Olvido Ayşe Akan
Sabahın ayazı, ormanın kuytularında, koşmaktan nefes nefese kalmıştı. Buz gibi temiz hava ciğerlerini boğazını yakmış, öne eğilip elleriyle diz kapaklarının altına dayanmış, gözlerini sımsıkı kapatmış dinlenmeye çalışıyordu. Uzun, dalgalı, kumral saçları neredeyse yere değiyordu. Boynundan aşağıya bir şey aktığını hissetti. Gözlerini açtığında eğildiği yerin, ayaklarının, saçlarının balçığa bulandığını fark etti. Elleriyle temizlemeye çalıştıkça her yerine bulaşıyordu. Çamura basmamıştı, çamur kendi bedeninden akıyordu. Bunu anladığında iyice telaşlandı. Boynundan akan balçığı eliyle durdurmak istedi. Eski bir komşunun kendisine verdiği boncuklu tülbenti boynuna taktığını elini boynuna götürdüğünde farketti. Fular niyetine boynuna doladığı boncuk oyasını, sırılsıklam çamura bulanmış olduğu için çok zor açtı. Elini, yüzünü, boynunu, bacaklarını, ayaklarını ve bastığı yeri kaplayan bu duman rengi çamurun oyalı tülbentten geldiğini anladı. Elindeki, mavi boncukları griye dönmüş, çamur kaynatan tülbente bakakalarak ne yapacağını bilmez şekilde uyandı.
Uyandığında elini hiç düşünmeden boynuna götürmüştü. Kalbi uyandığına ikna olmamış, hızla atıyordu. Gözlerinden yaşlar döküldü. Tülbent boynunda yoktu ama öyle bir tülbenti vardı. Annesine gittiğinde kahve içmeye gelen Nesrin Teyze’nin başında görmüş çok beğenmişti. Nesrin Teyzesi de bir dahaki görüşmelerinde tülbenti yıkayıp ütülemiş, oyalarını annesi yaptığı için ne kadar kıymetli olduğundan bahsederek ona hediye etmişti. Kalktı, büyük bir susuzlukla çamura yöneldi.
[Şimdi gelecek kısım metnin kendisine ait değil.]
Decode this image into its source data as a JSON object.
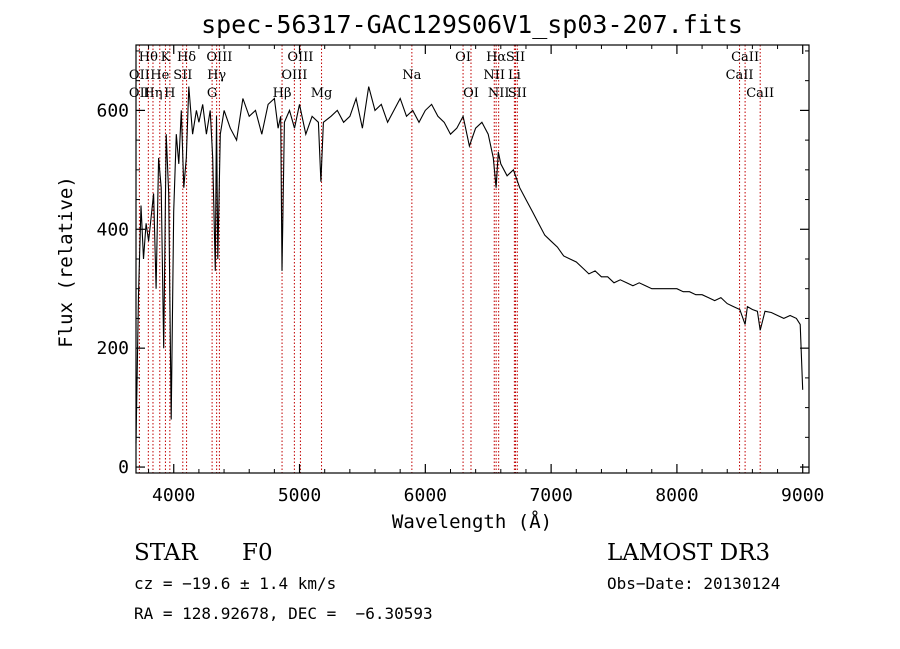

Çamur ustasıydı. Telle bir parça çamur kesti, tornasının başına geçti. Ne zamandır böyle bir arzuyla çevirmemişti pedalı. Kırmızı çamuru da vardı ama o tülbentten akan gibi duman rengi çamuru kullanmak istedi. Elleri tıpkı o andaki gibi gri balçığa bulanmıştı. Böyle bir anı bu işe ömrünü verdiği için yaşadığını düşündü. İşi gereği çamura öyle ihtiyaç duyuyordu ki bunu kendi bedeniyle karşılamak istemişti belki. Çömleği çevirirken dirseklerine kadar çamura bulandı, boynuna, yüzüne, her yerine bile isteye sürdü çamuru. O andaki hisse ulaşmak istiyordu. Dönen çömlek çoktan formunu kaybetmiş başka bir nesneye dönüşmüştü ama o durmuyordu. O hissi hala yakalayamamıştı. Biraz daha ıslatıp çamurun daha akışkan olmasını sağladı. Dönen tornaya doğru başını eğerek saçlarını da çamura sürdü. O anki gibi her yeriyle hissediyordu çamuru ama yetmiyordu. Eli ara ara hep aynı hareketi yapıyordu; boynuna gidip mavi boncuklu, çamur kaynatan tülbenti arıyordu. Dayanamadı kalktı. Evin odalarını telaşla gezip tüm dolap ve çekmecelere baktı. Sonunda boncuk oyalı tülbenti bulup boynuna doladı. Yeniden tornanın başına geçti. Çamur, tülbent, elleri, boynu birleşmişti. Önceden yaşadığı şeye ulaştığını hissettiğinde sabah olmuştu. Kalkıp temizlendi. Gecenin izlerini çok da silmek istemiyordu, giyindi. Tülbenti temizlemeden çamurlu çamurlu boynuna doladı. İçi, geceyi iyi geçirenlere mahsus bir huzurla doluydu.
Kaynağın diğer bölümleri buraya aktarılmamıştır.